Ironically, the ruling has been praised by both NEA leaders and the agency's detractors. Speaker of the House Newt Gingrich hailed it as validating the right of Americans not to pay for art that offends

them, while NEA chairman William Ivey expressed unequivocal pleasure with the ruling.

In a statement issued last Thursday, Mr. Ivey called the ruling "an endorsement of the Endowment's mission" and said it would not affect the NEA's day-to-day operations. "The Endowment's citizen-review panels represent the broad diversity of the American people," he added, "and we're proud of our high standards and rigorous grantmaking process."

For others, however, the law's inclusion of such an undefined and some say undefinable term as "decency" portends trouble. According to constitutional expert Jonathan Entin, a professor of law and political science at Case Western Reserve University in Cleveland, the way the law is written forestalls any future challenge such as the one brought by performance artist Karen Finley and three other non-mainstream artists. They argued that the NEA had restricted their freedom of expression in denying them grants. But the Supreme Court, as Dr. Entin explains, declared that the "government is not suppressing Finley because the government has no obligation to fund the NEA at all."

And given the NEA's right to decide what is decent and what is not, Entin explains, there is virtually no way to contest its decision.

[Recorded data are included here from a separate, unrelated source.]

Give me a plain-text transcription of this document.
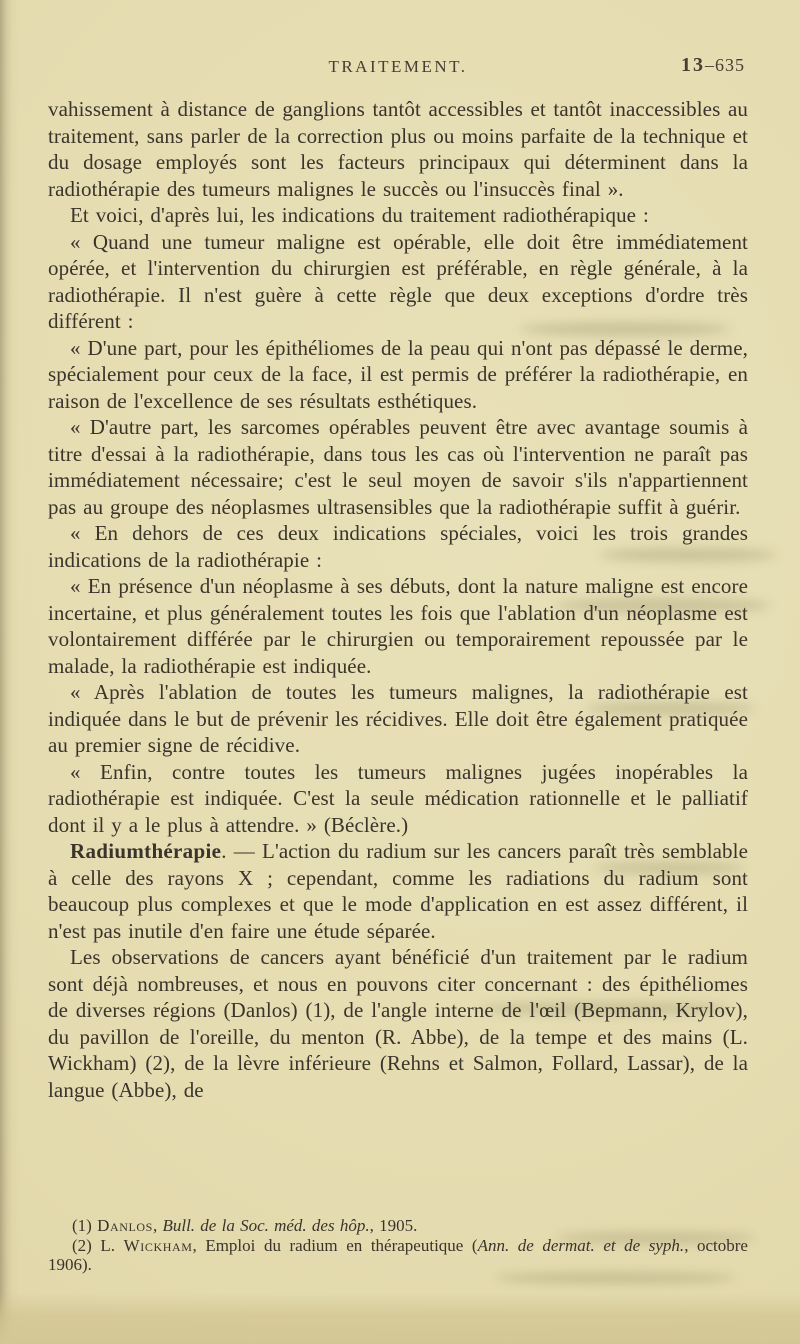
TRAITEMENT.	13–635

vahissement à distance de ganglions tantôt accessibles et tantôt inaccessibles au traitement, sans parler de la correction plus ou moins parfaite de la technique et du dosage employés sont les facteurs principaux qui déterminent dans la radiothérapie des tumeurs malignes le succès ou l'insuccès final ».

Et voici, d'après lui, les indications du traitement radiothérapique :

« Quand une tumeur maligne est opérable, elle doit être immédiatement opérée, et l'intervention du chirurgien est préférable, en règle générale, à la radiothérapie. Il n'est guère à cette règle que deux exceptions d'ordre très différent :

« D'une part, pour les épithéliomes de la peau qui n'ont pas dépassé le derme, spécialement pour ceux de la face, il est permis de préférer la radiothérapie, en raison de l'excellence de ses résultats esthétiques.

« D'autre part, les sarcomes opérables peuvent être avec avantage soumis à titre d'essai à la radiothérapie, dans tous les cas où l'intervention ne paraît pas immédiatement nécessaire; c'est le seul moyen de savoir s'ils n'appartiennent pas au groupe des néoplasmes ultrasensibles que la radiothérapie suffit à guérir.

« En dehors de ces deux indications spéciales, voici les trois grandes indications de la radiothérapie :

« En présence d'un néoplasme à ses débuts, dont la nature maligne est encore incertaine, et plus généralement toutes les fois que l'ablation d'un néoplasme est volontairement différée par le chirurgien ou temporairement repoussée par le malade, la radiothérapie est indiquée.

« Après l'ablation de toutes les tumeurs malignes, la radiothérapie est indiquée dans le but de prévenir les récidives. Elle doit être également pratiquée au premier signe de récidive.

« Enfin, contre toutes les tumeurs malignes jugées inopérables la radiothérapie est indiquée. C'est la seule médication rationnelle et le palliatif dont il y a le plus à attendre. » (Béclère.)

Radiumthérapie. — L'action du radium sur les cancers paraît très semblable à celle des rayons X ; cependant, comme les radiations du radium sont beaucoup plus complexes et que le mode d'application en est assez différent, il n'est pas inutile d'en faire une étude séparée.

Les observations de cancers ayant bénéficié d'un traitement par le radium sont déjà nombreuses, et nous en pouvons citer concernant : des épithéliomes de diverses régions (Danlos) (1), de l'angle interne de l'œil (Bepmann, Krylov), du pavillon de l'oreille, du menton (R. Abbe), de la tempe et des mains (L. Wickham) (2), de la lèvre inférieure (Rehns et Salmon, Follard, Lassar), de la langue (Abbe), de

(1) Danlos, Bull. de la Soc. méd. des hôp., 1905.

(2) L. Wickham, Emploi du radium en thérapeutique (Ann. de dermat. et de syph., octobre 1906).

This is one of the reasons Ben Cameron, executive director of the New York-based Theatre Communications Group, is worried. Citing the single dissenting voice in the Supreme Court, Justice David Souter, Mr. Cameron says that the ruling "has the potential of having a chilling effect on art and sending a message that may influence artists."

This chilling effect could result from artists and art organizations censoring themselves in order to receive federal funding as well as from the increasing ghettoization of challenging art. In Levin's view, "there will always be a venue to present this work. What will get atrophied is the general public's access to works that challenge the status quo."

This would widen what many already see as a dangerous lack of communication and understanding between the general public and experimental artists like Karen Finley, who was unavailable for comment. She is currently performing in "The Return of the Chocolate-Smeared Woman" in New York.